Lenore stood in the center of the room, forcing the men to talk around her. All her delays with Emelda, and now Ama would pay the price. If she'd had the option of talking to Lenore, Lenore could have talked to the General, to get her more rations. She could have prevented all of this.

“The others must see she is punished,” Mincho said. “That will help.”

“The villagers could be involved in the punishment,” Dan said, nodding.

“You can have them all stone her,” Lenore offered. “Right there under the flagpole. And they can sing the national anthem after.”

They ignored her, like an unruly child. “The General will think this is from idleness,” Mincho said. “Idleness is not good. He'll be happy if we have a plan.”

“Clearly, this is something the Civil Patrol should enforce. This is exactly the sort of situation we're supposed to prevent.”

Lenore stepped from the center of the room. “You better start keeping an eye on me,” she snapped in retreat. “I'm getting hungry, too. My Swiss Cake Rolls are almost gone. I just might up and sleep with someone for food!”
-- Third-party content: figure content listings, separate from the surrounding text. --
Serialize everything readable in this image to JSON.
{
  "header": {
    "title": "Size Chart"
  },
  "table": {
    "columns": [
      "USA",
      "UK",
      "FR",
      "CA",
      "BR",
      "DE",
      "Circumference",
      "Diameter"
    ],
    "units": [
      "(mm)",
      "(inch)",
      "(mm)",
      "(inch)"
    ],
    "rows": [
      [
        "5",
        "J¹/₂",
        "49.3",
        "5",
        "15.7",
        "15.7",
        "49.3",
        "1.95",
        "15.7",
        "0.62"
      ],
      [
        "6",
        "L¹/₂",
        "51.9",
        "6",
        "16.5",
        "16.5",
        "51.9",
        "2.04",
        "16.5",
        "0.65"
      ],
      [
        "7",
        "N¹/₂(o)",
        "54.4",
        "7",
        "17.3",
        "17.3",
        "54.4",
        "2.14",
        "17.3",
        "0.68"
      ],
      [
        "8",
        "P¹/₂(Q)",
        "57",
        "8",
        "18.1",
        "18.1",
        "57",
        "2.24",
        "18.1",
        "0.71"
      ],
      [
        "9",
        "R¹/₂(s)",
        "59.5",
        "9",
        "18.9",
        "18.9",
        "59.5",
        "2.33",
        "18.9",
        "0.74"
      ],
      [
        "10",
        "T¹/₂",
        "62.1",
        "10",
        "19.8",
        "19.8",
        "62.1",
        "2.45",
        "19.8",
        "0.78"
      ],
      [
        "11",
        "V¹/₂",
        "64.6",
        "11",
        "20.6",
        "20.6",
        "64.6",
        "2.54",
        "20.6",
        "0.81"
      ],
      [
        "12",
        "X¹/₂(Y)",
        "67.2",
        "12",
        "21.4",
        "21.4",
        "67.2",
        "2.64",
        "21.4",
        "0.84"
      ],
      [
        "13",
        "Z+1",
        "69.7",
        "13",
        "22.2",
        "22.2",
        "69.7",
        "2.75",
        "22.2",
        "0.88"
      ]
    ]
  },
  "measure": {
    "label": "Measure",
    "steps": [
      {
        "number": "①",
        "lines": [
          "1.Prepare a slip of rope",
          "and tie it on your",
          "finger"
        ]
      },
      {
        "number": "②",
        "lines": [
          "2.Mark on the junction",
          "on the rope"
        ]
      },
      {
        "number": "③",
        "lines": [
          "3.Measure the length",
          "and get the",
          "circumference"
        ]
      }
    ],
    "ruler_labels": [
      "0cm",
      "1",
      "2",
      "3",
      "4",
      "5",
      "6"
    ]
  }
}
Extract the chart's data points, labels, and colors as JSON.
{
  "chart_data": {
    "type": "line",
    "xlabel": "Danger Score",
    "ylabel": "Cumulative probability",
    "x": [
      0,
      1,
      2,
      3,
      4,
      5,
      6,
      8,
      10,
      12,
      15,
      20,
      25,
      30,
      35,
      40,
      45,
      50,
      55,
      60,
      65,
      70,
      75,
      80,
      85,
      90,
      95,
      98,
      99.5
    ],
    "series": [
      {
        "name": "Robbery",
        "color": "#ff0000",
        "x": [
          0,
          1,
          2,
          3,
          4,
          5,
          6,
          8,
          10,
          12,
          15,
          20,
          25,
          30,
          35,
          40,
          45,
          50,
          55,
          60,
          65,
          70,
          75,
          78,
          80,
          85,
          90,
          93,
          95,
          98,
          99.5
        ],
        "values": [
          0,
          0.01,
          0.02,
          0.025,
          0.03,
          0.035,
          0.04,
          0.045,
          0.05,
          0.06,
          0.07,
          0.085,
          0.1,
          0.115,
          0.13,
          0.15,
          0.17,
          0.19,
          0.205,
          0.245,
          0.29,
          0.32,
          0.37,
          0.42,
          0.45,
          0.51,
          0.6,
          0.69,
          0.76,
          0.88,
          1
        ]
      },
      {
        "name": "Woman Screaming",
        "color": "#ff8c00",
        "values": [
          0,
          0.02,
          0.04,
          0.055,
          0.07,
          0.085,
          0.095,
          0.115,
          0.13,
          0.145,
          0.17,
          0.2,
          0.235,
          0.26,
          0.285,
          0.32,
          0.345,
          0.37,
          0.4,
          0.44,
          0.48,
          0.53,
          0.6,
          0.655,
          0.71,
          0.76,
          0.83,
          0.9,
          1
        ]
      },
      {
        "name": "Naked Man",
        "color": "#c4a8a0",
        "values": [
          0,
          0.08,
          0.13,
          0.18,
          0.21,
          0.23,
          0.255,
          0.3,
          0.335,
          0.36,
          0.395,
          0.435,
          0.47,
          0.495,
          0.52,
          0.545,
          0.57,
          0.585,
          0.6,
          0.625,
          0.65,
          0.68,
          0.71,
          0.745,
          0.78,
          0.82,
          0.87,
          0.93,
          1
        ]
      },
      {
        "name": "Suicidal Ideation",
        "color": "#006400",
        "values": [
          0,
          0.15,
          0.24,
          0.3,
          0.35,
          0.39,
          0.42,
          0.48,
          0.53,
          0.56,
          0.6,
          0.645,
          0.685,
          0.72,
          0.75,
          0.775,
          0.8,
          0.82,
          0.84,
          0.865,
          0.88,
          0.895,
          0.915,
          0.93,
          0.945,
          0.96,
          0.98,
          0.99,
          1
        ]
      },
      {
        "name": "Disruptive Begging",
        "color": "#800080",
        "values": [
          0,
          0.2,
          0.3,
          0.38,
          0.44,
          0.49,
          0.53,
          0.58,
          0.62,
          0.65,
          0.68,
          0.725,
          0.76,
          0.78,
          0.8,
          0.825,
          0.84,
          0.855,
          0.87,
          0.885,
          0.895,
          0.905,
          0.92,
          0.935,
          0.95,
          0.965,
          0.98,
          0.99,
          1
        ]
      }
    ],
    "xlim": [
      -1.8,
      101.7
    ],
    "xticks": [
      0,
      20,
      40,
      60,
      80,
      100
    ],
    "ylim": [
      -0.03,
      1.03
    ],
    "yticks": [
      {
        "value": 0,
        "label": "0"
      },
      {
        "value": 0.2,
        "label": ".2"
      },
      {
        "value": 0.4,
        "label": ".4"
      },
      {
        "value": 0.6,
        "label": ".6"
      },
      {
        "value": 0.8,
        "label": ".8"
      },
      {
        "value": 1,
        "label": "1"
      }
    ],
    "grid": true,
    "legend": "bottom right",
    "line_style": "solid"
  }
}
She fled through the church, grabbed one of Dan's blank sermon notebooks, and ran out into the village. She had wanted to embarrass him in front of Mincho and she surely had succeeded. She walked now, briskly, taking the route she often traced in her mind. She stepped into the shed without knocking, without hesitation.

“Emelda,” she said to the sleeping figure on the floor, “I need you to work
for me.” She threw down Dan's notebook, with a pen tucked into the spiral spine.

“I've worked for Americans before,” Emelda replied. “Everyone in my family has. It never ends good.”